Between Two Worlds
So much for shortcuts. God’s people embarked on a trip that should have taken just a few days, but forty years later, Israel was still wandering around the wilderness of Sinai! Why? Because they were disobedient. They incorporated pagan gods into their worship. They made gods of their own invention. They intermarried. They lost their hearts to other things. Each time they sinned, Moses interceded for them and they renewed their covenant with God; but they abandoned their original sense of calling for a kind of lazy syncretism, drifting further and further into disobedience.

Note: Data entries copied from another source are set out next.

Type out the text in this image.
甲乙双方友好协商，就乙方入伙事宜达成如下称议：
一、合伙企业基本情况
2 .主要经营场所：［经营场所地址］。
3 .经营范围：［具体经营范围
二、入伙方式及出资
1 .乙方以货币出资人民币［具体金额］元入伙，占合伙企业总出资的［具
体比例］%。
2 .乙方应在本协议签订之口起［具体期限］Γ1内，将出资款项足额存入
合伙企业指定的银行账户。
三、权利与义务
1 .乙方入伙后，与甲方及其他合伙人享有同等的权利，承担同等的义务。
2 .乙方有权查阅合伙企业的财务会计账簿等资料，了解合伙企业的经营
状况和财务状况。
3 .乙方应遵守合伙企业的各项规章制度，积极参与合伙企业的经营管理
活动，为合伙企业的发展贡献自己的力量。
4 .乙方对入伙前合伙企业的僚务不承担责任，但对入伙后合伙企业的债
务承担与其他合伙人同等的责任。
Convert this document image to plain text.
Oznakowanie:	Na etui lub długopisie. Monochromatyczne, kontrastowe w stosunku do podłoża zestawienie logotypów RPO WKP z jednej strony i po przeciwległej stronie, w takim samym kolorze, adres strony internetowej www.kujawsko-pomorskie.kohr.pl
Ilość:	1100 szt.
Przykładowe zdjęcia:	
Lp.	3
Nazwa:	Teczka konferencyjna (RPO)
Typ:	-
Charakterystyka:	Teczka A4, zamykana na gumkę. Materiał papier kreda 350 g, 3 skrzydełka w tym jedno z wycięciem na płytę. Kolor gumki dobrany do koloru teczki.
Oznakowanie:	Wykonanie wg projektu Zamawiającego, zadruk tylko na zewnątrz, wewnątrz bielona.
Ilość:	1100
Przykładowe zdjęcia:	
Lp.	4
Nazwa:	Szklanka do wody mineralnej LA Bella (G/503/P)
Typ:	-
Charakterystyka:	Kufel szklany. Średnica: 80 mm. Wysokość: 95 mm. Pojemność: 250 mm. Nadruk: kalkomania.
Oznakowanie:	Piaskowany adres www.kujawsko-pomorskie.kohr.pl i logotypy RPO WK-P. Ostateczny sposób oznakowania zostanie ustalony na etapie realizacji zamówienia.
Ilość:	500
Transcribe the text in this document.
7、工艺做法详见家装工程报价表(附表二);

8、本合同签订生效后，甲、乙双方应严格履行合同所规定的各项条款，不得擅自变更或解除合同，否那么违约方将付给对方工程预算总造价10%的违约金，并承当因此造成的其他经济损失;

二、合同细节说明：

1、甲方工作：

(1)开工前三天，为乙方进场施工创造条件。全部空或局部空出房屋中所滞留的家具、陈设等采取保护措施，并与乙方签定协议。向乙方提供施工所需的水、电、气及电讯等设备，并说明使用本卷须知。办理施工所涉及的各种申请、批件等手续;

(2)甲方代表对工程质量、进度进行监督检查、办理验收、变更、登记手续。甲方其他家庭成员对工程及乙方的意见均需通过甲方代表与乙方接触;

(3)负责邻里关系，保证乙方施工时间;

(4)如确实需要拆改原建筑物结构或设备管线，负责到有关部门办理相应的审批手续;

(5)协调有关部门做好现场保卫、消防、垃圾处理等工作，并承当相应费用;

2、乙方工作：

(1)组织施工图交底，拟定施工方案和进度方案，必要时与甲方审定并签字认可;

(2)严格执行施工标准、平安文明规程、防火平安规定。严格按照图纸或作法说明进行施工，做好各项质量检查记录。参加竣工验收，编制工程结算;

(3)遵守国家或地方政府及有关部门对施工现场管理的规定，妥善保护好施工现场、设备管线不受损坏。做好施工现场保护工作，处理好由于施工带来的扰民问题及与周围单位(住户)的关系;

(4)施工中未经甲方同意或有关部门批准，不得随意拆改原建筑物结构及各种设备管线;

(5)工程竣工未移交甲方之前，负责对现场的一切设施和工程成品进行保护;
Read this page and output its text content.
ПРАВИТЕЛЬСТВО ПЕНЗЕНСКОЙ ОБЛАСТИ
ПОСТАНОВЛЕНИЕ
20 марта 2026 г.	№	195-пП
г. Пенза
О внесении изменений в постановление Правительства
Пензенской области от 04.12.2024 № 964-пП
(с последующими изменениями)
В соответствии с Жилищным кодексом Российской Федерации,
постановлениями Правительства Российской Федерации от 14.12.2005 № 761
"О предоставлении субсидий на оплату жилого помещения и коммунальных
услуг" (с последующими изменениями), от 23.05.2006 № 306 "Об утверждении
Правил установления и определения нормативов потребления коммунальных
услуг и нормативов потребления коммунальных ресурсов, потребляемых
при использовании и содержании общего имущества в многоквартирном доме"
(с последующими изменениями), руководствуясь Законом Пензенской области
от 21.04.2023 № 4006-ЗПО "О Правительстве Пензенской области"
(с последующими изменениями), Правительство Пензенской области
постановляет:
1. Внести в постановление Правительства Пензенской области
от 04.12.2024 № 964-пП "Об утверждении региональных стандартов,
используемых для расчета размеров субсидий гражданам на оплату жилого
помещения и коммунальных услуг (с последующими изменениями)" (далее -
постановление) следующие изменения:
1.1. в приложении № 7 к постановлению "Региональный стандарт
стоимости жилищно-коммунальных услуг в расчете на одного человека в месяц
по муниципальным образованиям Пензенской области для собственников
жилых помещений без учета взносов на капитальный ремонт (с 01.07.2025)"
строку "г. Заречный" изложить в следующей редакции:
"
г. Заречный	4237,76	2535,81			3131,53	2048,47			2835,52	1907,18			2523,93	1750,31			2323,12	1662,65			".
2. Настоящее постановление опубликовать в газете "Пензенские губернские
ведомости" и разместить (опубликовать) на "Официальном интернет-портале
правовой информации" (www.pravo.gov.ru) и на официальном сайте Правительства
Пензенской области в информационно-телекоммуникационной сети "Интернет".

Instead of Canaan being their destination, Sinai became their home. They lived between two worlds: They were out of Egypt, but not yet in the Promised Land. An entire generation was lost during those wandering years, and many on the journey probably never knew why they were traveling at all. Dr. Bruce Wilkinson likens their course to our generations today. There was a generation whose relationship with God was vital—perhaps like our parents. Then the next generation was only marginally committed—and the next generation was openly rebellious. The farther we get from a vital relationship with the living God, the more comfortable we become living between two worlds. We don’t feel tension. We feel ease.
Beware of a borrowed or inherited faith in God. The youngest Israelites of the Exodus never knew that Canaan was their destination. God was present in the cloud, the pillar of fire and the manna—but He was not personal. They had unknowingly moved away from His purpose and His plan, until their lives looked very much like the lives of those who never knew Him at all.
I have set before you life and death, the blessing and curse. So choose life in order that you may live, you and your descendants (Deuteronomy 30:19).